Peur d’une implication américaine
En tout état de cause, « des lancements de missiles balistiques iraniens directement vers le territoire israélien sont hautement improbables », estime Antoine Basbous. Cela équivaudrait à une quasi-déclaration de guerre de l’Iran à Israël, avec une probable réponse des États-Unis, ce que craignent les mollahs. Téhéran avait aussi promis une « vengeance impitoyable » après l’élimination en janvier 2020 par Washington du général Qassem Soleimani, chef de la force Qods. Il s’est finalement contenté de tirer quelques missiles vers une base américaine en Irak… après avoir discrètement averti Washington d’éviter toute victime.
De même, fin janvier, Téhéran a ordonné à ses relais en Irak de cesser immédiatement leurs opérations après un bombardement sans précédent qui a tué trois soldats américains en Jordanie. Ce qui est dans le collimateur de Téhéran, estime Antoine Basbous, qui « cherche peut-être à ouvrir un deuxième front indirect ». Dans ce pays désormais peuplé majoritairement de Palestiniens, des manifestations sont orchestrées depuis des semaines devant l’ambassade israélienne pour exiger la rupture du traité de paix de 1994…
La prudence du Hezbollah
Le Hezbollah, qui tire occasionnellement des missiles vers Israël, pourrait également augmenter le rythme et, plus important encore, la puissance ou la portée de ses tirs, mais ce n’est pas non plus le scénario le plus probable, selon les analystes. Bien qu’équipée de dizaines de milliers de missiles, dont certains ont une portée de plusieurs centaines de kilomètres, la milice chiite craint aussi une riposte israélienne.
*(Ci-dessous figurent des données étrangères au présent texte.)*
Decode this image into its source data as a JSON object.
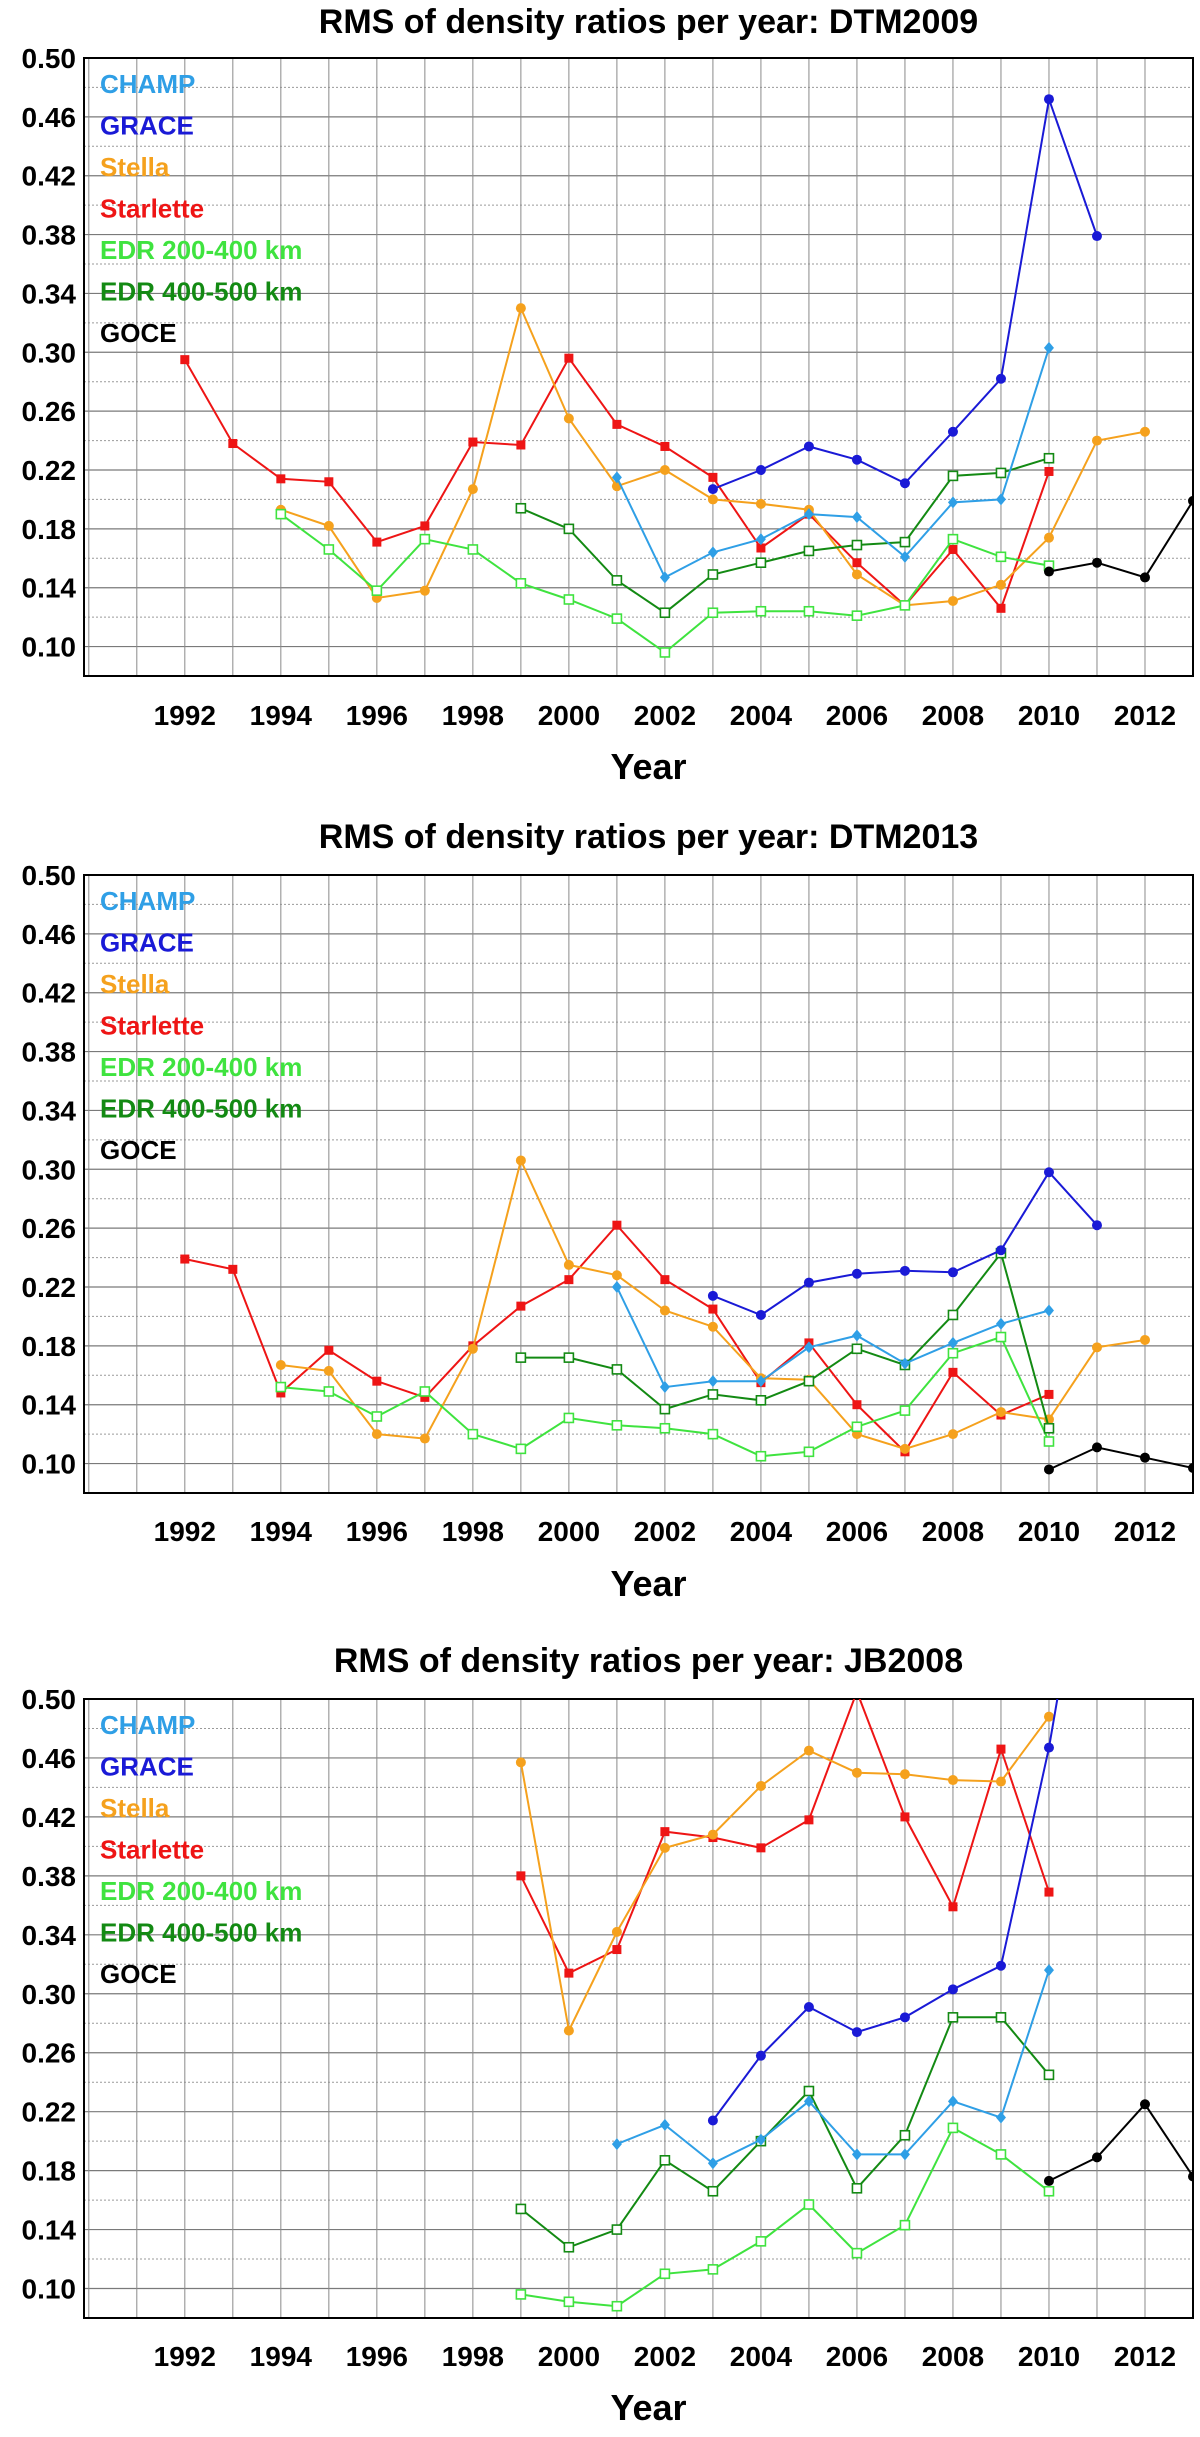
{
  "colors": {
    "CHAMP": "#2f9fe6",
    "GRACE": "#1a1ad6",
    "Stella": "#f5a11d",
    "Starlette": "#ee1515",
    "EDR 200-400 km": "#3fe33f",
    "EDR 400-500 km": "#138a13",
    "GOCE": "#000000"
  },
  "markers": {
    "CHAMP": "diamond",
    "GRACE": "circle",
    "Stella": "circle",
    "Starlette": "square",
    "EDR 200-400 km": "open-square",
    "EDR 400-500 km": "open-square",
    "GOCE": "circle"
  },
  "chart_data": [
    {
      "type": "line",
      "title": "RMS of density ratios per year: DTM2009",
      "xlabel": "Year",
      "ylabel": "",
      "xlim": [
        1989.9,
        2013
      ],
      "ylim": [
        0.08,
        0.5
      ],
      "xticks": [
        "1992",
        "1994",
        "1996",
        "1998",
        "2000",
        "2002",
        "2004",
        "2006",
        "2008",
        "2010",
        "2012"
      ],
      "yticks": [
        "0.50",
        "0.46",
        "0.42",
        "0.38",
        "0.34",
        "0.30",
        "0.26",
        "0.22",
        "0.18",
        "0.14",
        "0.10"
      ],
      "grid": true,
      "legend_position": "top-left",
      "series": [
        {
          "name": "Starlette",
          "x": [
            1992,
            1993,
            1994,
            1995,
            1996,
            1997,
            1998,
            1999,
            2000,
            2001,
            2002,
            2003,
            2004,
            2005,
            2006,
            2007,
            2008,
            2009,
            2010
          ],
          "y": [
            0.295,
            0.238,
            0.214,
            0.212,
            0.171,
            0.182,
            0.239,
            0.237,
            0.296,
            0.251,
            0.236,
            0.215,
            0.167,
            0.19,
            0.157,
            0.128,
            0.166,
            0.126,
            0.219
          ]
        },
        {
          "name": "Stella",
          "x": [
            1994,
            1995,
            1996,
            1997,
            1998,
            1999,
            2000,
            2001,
            2002,
            2003,
            2004,
            2005,
            2006,
            2007,
            2008,
            2009,
            2010,
            2011,
            2012
          ],
          "y": [
            0.193,
            0.182,
            0.133,
            0.138,
            0.207,
            0.33,
            0.255,
            0.209,
            0.22,
            0.2,
            0.197,
            0.193,
            0.149,
            0.128,
            0.131,
            0.142,
            0.174,
            0.24,
            0.246
          ]
        },
        {
          "name": "EDR 200-400 km",
          "x": [
            1994,
            1995,
            1996,
            1997,
            1998,
            1999,
            2000,
            2001,
            2002,
            2003,
            2004,
            2005,
            2006,
            2007,
            2008,
            2009,
            2010
          ],
          "y": [
            0.19,
            0.166,
            0.138,
            0.173,
            0.166,
            0.143,
            0.132,
            0.119,
            0.096,
            0.123,
            0.124,
            0.124,
            0.121,
            0.128,
            0.173,
            0.161,
            0.155
          ]
        },
        {
          "name": "EDR 400-500 km",
          "x": [
            1999,
            2000,
            2001,
            2002,
            2003,
            2004,
            2005,
            2006,
            2007,
            2008,
            2009,
            2010
          ],
          "y": [
            0.194,
            0.18,
            0.145,
            0.123,
            0.149,
            0.157,
            0.165,
            0.169,
            0.171,
            0.216,
            0.218,
            0.228
          ]
        },
        {
          "name": "CHAMP",
          "x": [
            2001,
            2002,
            2003,
            2004,
            2005,
            2006,
            2007,
            2008,
            2009,
            2010
          ],
          "y": [
            0.215,
            0.147,
            0.164,
            0.173,
            0.19,
            0.188,
            0.161,
            0.198,
            0.2,
            0.303
          ]
        },
        {
          "name": "GRACE",
          "x": [
            2003,
            2004,
            2005,
            2006,
            2007,
            2008,
            2009,
            2010,
            2011
          ],
          "y": [
            0.207,
            0.22,
            0.236,
            0.227,
            0.211,
            0.246,
            0.282,
            0.472,
            0.379
          ]
        },
        {
          "name": "GOCE",
          "x": [
            2010,
            2011,
            2012,
            2013
          ],
          "y": [
            0.151,
            0.157,
            0.147,
            0.199
          ]
        }
      ]
    },
    {
      "type": "line",
      "title": "RMS of density ratios per year: DTM2013",
      "xlabel": "Year",
      "ylabel": "",
      "xlim": [
        1989.9,
        2013
      ],
      "ylim": [
        0.08,
        0.5
      ],
      "xticks": [
        "1992",
        "1994",
        "1996",
        "1998",
        "2000",
        "2002",
        "2004",
        "2006",
        "2008",
        "2010",
        "2012"
      ],
      "yticks": [
        "0.50",
        "0.46",
        "0.42",
        "0.38",
        "0.34",
        "0.30",
        "0.26",
        "0.22",
        "0.18",
        "0.14",
        "0.10"
      ],
      "grid": true,
      "legend_position": "top-left",
      "series": [
        {
          "name": "Starlette",
          "x": [
            1992,
            1993,
            1994,
            1995,
            1996,
            1997,
            1998,
            1999,
            2000,
            2001,
            2002,
            2003,
            2004,
            2005,
            2006,
            2007,
            2008,
            2009,
            2010
          ],
          "y": [
            0.239,
            0.232,
            0.148,
            0.177,
            0.156,
            0.145,
            0.18,
            0.207,
            0.225,
            0.262,
            0.225,
            0.205,
            0.155,
            0.182,
            0.14,
            0.108,
            0.162,
            0.133,
            0.147
          ]
        },
        {
          "name": "Stella",
          "x": [
            1994,
            1995,
            1996,
            1997,
            1998,
            1999,
            2000,
            2001,
            2002,
            2003,
            2004,
            2005,
            2006,
            2007,
            2008,
            2009,
            2010,
            2011,
            2012
          ],
          "y": [
            0.167,
            0.163,
            0.12,
            0.117,
            0.178,
            0.306,
            0.235,
            0.228,
            0.204,
            0.193,
            0.158,
            0.157,
            0.12,
            0.11,
            0.12,
            0.135,
            0.13,
            0.179,
            0.184
          ]
        },
        {
          "name": "EDR 200-400 km",
          "x": [
            1994,
            1995,
            1996,
            1997,
            1998,
            1999,
            2000,
            2001,
            2002,
            2003,
            2004,
            2005,
            2006,
            2007,
            2008,
            2009,
            2010
          ],
          "y": [
            0.152,
            0.149,
            0.132,
            0.149,
            0.12,
            0.11,
            0.131,
            0.126,
            0.124,
            0.12,
            0.105,
            0.108,
            0.125,
            0.136,
            0.175,
            0.186,
            0.115
          ]
        },
        {
          "name": "EDR 400-500 km",
          "x": [
            1999,
            2000,
            2001,
            2002,
            2003,
            2004,
            2005,
            2006,
            2007,
            2008,
            2009,
            2010
          ],
          "y": [
            0.172,
            0.172,
            0.164,
            0.137,
            0.147,
            0.143,
            0.156,
            0.178,
            0.167,
            0.201,
            0.243,
            0.124
          ]
        },
        {
          "name": "CHAMP",
          "x": [
            2001,
            2002,
            2003,
            2004,
            2005,
            2006,
            2007,
            2008,
            2009,
            2010
          ],
          "y": [
            0.22,
            0.152,
            0.156,
            0.156,
            0.179,
            0.187,
            0.168,
            0.182,
            0.195,
            0.204
          ]
        },
        {
          "name": "GRACE",
          "x": [
            2003,
            2004,
            2005,
            2006,
            2007,
            2008,
            2009,
            2010,
            2011
          ],
          "y": [
            0.214,
            0.201,
            0.223,
            0.229,
            0.231,
            0.23,
            0.245,
            0.298,
            0.262
          ]
        },
        {
          "name": "GOCE",
          "x": [
            2010,
            2011,
            2012,
            2013
          ],
          "y": [
            0.096,
            0.111,
            0.104,
            0.097
          ]
        }
      ]
    },
    {
      "type": "line",
      "title": "RMS of density ratios per year: JB2008",
      "xlabel": "Year",
      "ylabel": "",
      "xlim": [
        1989.9,
        2013
      ],
      "ylim": [
        0.08,
        0.5
      ],
      "xticks": [
        "1992",
        "1994",
        "1996",
        "1998",
        "2000",
        "2002",
        "2004",
        "2006",
        "2008",
        "2010",
        "2012"
      ],
      "yticks": [
        "0.50",
        "0.46",
        "0.42",
        "0.38",
        "0.34",
        "0.30",
        "0.26",
        "0.22",
        "0.18",
        "0.14",
        "0.10"
      ],
      "grid": true,
      "legend_position": "top-left",
      "series": [
        {
          "name": "Starlette",
          "x": [
            1999,
            2000,
            2001,
            2002,
            2003,
            2004,
            2005,
            2006,
            2007,
            2008,
            2009,
            2010
          ],
          "y": [
            0.38,
            0.314,
            0.33,
            0.41,
            0.406,
            0.399,
            0.418,
            0.505,
            0.42,
            0.359,
            0.466,
            0.369
          ]
        },
        {
          "name": "Stella",
          "x": [
            1999,
            2000,
            2001,
            2002,
            2003,
            2004,
            2005,
            2006,
            2007,
            2008,
            2009,
            2010
          ],
          "y": [
            0.457,
            0.275,
            0.342,
            0.399,
            0.408,
            0.441,
            0.465,
            0.45,
            0.449,
            0.445,
            0.444,
            0.488
          ]
        },
        {
          "name": "EDR 200-400 km",
          "x": [
            1999,
            2000,
            2001,
            2002,
            2003,
            2004,
            2005,
            2006,
            2007,
            2008,
            2009,
            2010
          ],
          "y": [
            0.096,
            0.091,
            0.088,
            0.11,
            0.113,
            0.132,
            0.157,
            0.124,
            0.143,
            0.209,
            0.191,
            0.166
          ]
        },
        {
          "name": "EDR 400-500 km",
          "x": [
            1999,
            2000,
            2001,
            2002,
            2003,
            2004,
            2005,
            2006,
            2007,
            2008,
            2009,
            2010
          ],
          "y": [
            0.154,
            0.128,
            0.14,
            0.187,
            0.166,
            0.2,
            0.234,
            0.168,
            0.204,
            0.284,
            0.284,
            0.245
          ]
        },
        {
          "name": "CHAMP",
          "x": [
            2001,
            2002,
            2003,
            2004,
            2005,
            2006,
            2007,
            2008,
            2009,
            2010
          ],
          "y": [
            0.198,
            0.211,
            0.185,
            0.201,
            0.227,
            0.191,
            0.191,
            0.227,
            0.216,
            0.316
          ]
        },
        {
          "name": "GRACE",
          "x": [
            2003,
            2004,
            2005,
            2006,
            2007,
            2008,
            2009,
            2010,
            2010.2
          ],
          "y": [
            0.214,
            0.258,
            0.291,
            0.274,
            0.284,
            0.303,
            0.319,
            0.467,
            0.505
          ]
        },
        {
          "name": "GOCE",
          "x": [
            2010,
            2011,
            2012,
            2013
          ],
          "y": [
            0.173,
            0.189,
            0.225,
            0.176
          ]
        }
      ]
    }
  ]
}
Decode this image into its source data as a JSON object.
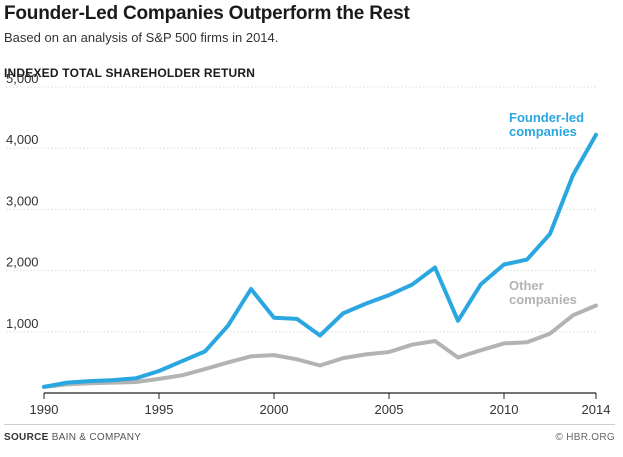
{
  "chart_data": {
    "type": "line",
    "title": "Founder-Led Companies Outperform the Rest",
    "subtitle": "Based on an analysis of S&P 500 firms in 2014.",
    "ylabel": "INDEXED TOTAL SHAREHOLDER RETURN",
    "xlabel": "",
    "xlim": [
      1990,
      2014
    ],
    "ylim": [
      0,
      5000
    ],
    "yticks": [
      1000,
      2000,
      3000,
      4000,
      5000
    ],
    "ytick_labels": [
      "1,000",
      "2,000",
      "3,000",
      "4,000",
      "5,000"
    ],
    "xticks": [
      1990,
      1995,
      2000,
      2005,
      2010,
      2014
    ],
    "xtick_labels": [
      "1990",
      "1995",
      "2000",
      "2005",
      "2010",
      "2014"
    ],
    "grid": "horizontal",
    "x": [
      1990,
      1991,
      1992,
      1993,
      1994,
      1995,
      1996,
      1997,
      1998,
      1999,
      2000,
      2001,
      2002,
      2003,
      2004,
      2005,
      2006,
      2007,
      2008,
      2009,
      2010,
      2011,
      2012,
      2013,
      2014
    ],
    "series": [
      {
        "label_lines": [
          "Founder-led",
          "companies"
        ],
        "color": "#2aa6e0",
        "values": [
          100,
          170,
          195,
          210,
          240,
          360,
          520,
          680,
          1100,
          1700,
          1230,
          1210,
          940,
          1300,
          1460,
          1600,
          1770,
          2050,
          1180,
          1780,
          2100,
          2180,
          2600,
          3560,
          4220
        ]
      },
      {
        "label_lines": [
          "Other",
          "companies"
        ],
        "color": "#b3b3b3",
        "values": [
          100,
          140,
          160,
          170,
          180,
          230,
          290,
          390,
          500,
          600,
          620,
          550,
          450,
          570,
          630,
          670,
          790,
          850,
          580,
          700,
          810,
          830,
          970,
          1270,
          1430
        ]
      }
    ]
  },
  "source_key": "SOURCE",
  "source_value": "BAIN & COMPANY",
  "credit": "© HBR.ORG"
}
Elle n’a d’ailleurs jamais répondu de manière dévastatrice aux raids israéliens menés contre elle au Liban, notamment celui qui a éliminé en janvier un responsable de son allié le Hamas dans ses bureaux, en plein centre de Beyrouth.
Israël prend cependant des précautions, avec la suspension ce jeudi des permissions dans toutes les unités de combat, et le brouillage des signaux GPS afin de perturber d’éventuels vols de missiles iraniens ou du Hezbollah. Au grand désarroi des taxis et des livreurs de Tel-Aviv.